Turkey clashes mar global Workers’ Day celebrations
May 1 is a public holiday in many countries across the world and Sunday saw rallies from Athens to Colombo.
Turkish riot police officers block the access to the press during arrestations of protesters during the annual May Day demonstration marking the international day of the workers near Taksim square in Istanbul, on May 1, 2022. Picture: AFP
Turkish riot police clashed on Sunday with protesters and detained scores during a May Day rally, as tens of thousands marched across Europe in support of workers’ rights.
AFP images showed protesters being pinned to the ground and dragged away from the rally in Istanbul, which the governor’s office said was unauthorised.
May 1 is a public holiday in many countries across the world and Sunday saw rallies from Athens to Colombo.
Latin America was bracing for large crowds too, the region’s biggest cities traditionally hosting many thousands on Labour Day.
The event is massive in France, and cities across the country were filled.
Paris rallies quickly turned violent with youths breaking from the main march and clashing with police, who charged en masse to disperse the troublemakers.
Windows of shops and offices were smashed in Paris and in the western city of Nantes.
Protesters told AFP they wanted to send a message to Emmanuel Macron, recently re-elected for a second five-year term as president after seeing off the challenge of far-right rival Marine Le Pen.
Martine Haccoun, a 65-year-old retired doctor, said she came to protest in the southern city of Marseille “to show Macron that we didn’t give him a blank cheque for five years”.
She said many voted for Macron simply to stop Le Pen.
French unions joined together to appeal for better pay and social protections, common calling cards for protesters around Europe.
‘Not slogans’
While scuffles were reported in Italian cities including Turin, crowds of thousands gathered in London and cities across Germany with no sign of trouble.

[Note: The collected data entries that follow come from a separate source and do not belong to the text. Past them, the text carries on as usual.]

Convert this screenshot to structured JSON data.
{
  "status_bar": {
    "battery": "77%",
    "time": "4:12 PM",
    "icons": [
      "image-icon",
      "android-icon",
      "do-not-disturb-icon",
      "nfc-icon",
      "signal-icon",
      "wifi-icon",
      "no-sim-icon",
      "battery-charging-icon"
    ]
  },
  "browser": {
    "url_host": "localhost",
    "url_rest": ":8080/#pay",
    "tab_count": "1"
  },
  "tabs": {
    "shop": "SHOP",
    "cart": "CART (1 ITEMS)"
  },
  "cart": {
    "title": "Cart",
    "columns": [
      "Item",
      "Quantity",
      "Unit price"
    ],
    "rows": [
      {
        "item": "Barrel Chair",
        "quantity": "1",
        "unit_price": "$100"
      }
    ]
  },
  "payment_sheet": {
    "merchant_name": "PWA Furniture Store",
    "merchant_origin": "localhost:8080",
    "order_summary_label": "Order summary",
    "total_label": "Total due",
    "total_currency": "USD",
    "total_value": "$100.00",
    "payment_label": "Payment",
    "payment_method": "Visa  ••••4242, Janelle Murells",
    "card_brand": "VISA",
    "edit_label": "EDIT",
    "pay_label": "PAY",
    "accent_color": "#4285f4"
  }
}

In Spain, some 10,000 joined a demonstration in Madrid and unions called for protests in dozens of other cities, some of them attracting thousands.
Labour Minister Yolanda Diaz of the communist party said defending workers’ rights made democracies stronger, adding that she wanted to show solidarity “with the workers of Ukraine, who today aren’t able to protest”.
In the Greek capital Athens, more than 10,000 joined rallies against a background of spiralling inflation.
Prime Minister Kyriakos Mitsotakis promised on Sunday to raise the minimum wage by 50 euros a month.
“We honour the working people not with slogans, but with acts,” he wrote on Twitter.
Kenyan Prime Minister Uhuru Kenyatta similarly used his May Day speech to promise a 12 percent hike in the minimum wage, though activists said it was not enough to keep pace with inflation.
‘Pull him by his ear’
The mood was uglier in Sri Lanka, where the opposition showed rare unity of purpose to come out and call for President Gotabaya Rajapaksa to resign over the country’s worst-ever economic crisis.
“For over a month, the president has been barricaded in his official residence,” former legislator Hirunika Premachandra said at a rally in Colombo.
“It is time for us to pull him by his ear and kick him out.”
Turkish police regarded the attempt to hold a rally as enough of a reason to detain more than 160 people in central Istanbul.
The authorities said the protesters had refused to disperse despite police warnings.
Elsewhere in Turkey, crowds flocked to government-approved rallies, which passed off peacefully.
In China, May Day is one of the year’s busiest holidays with millions travelling across the country and tourist sites enjoying one of their most hectic times of the year.
But the country is in the grip of a series of lockdowns sparked by rising Covid cases.
“Obviously it’s bad in terms of our own self-interest, but it’s necessary overall for the good of the country,” said a young waiter at a deserted restaurant near the Forbidden City in Beijing.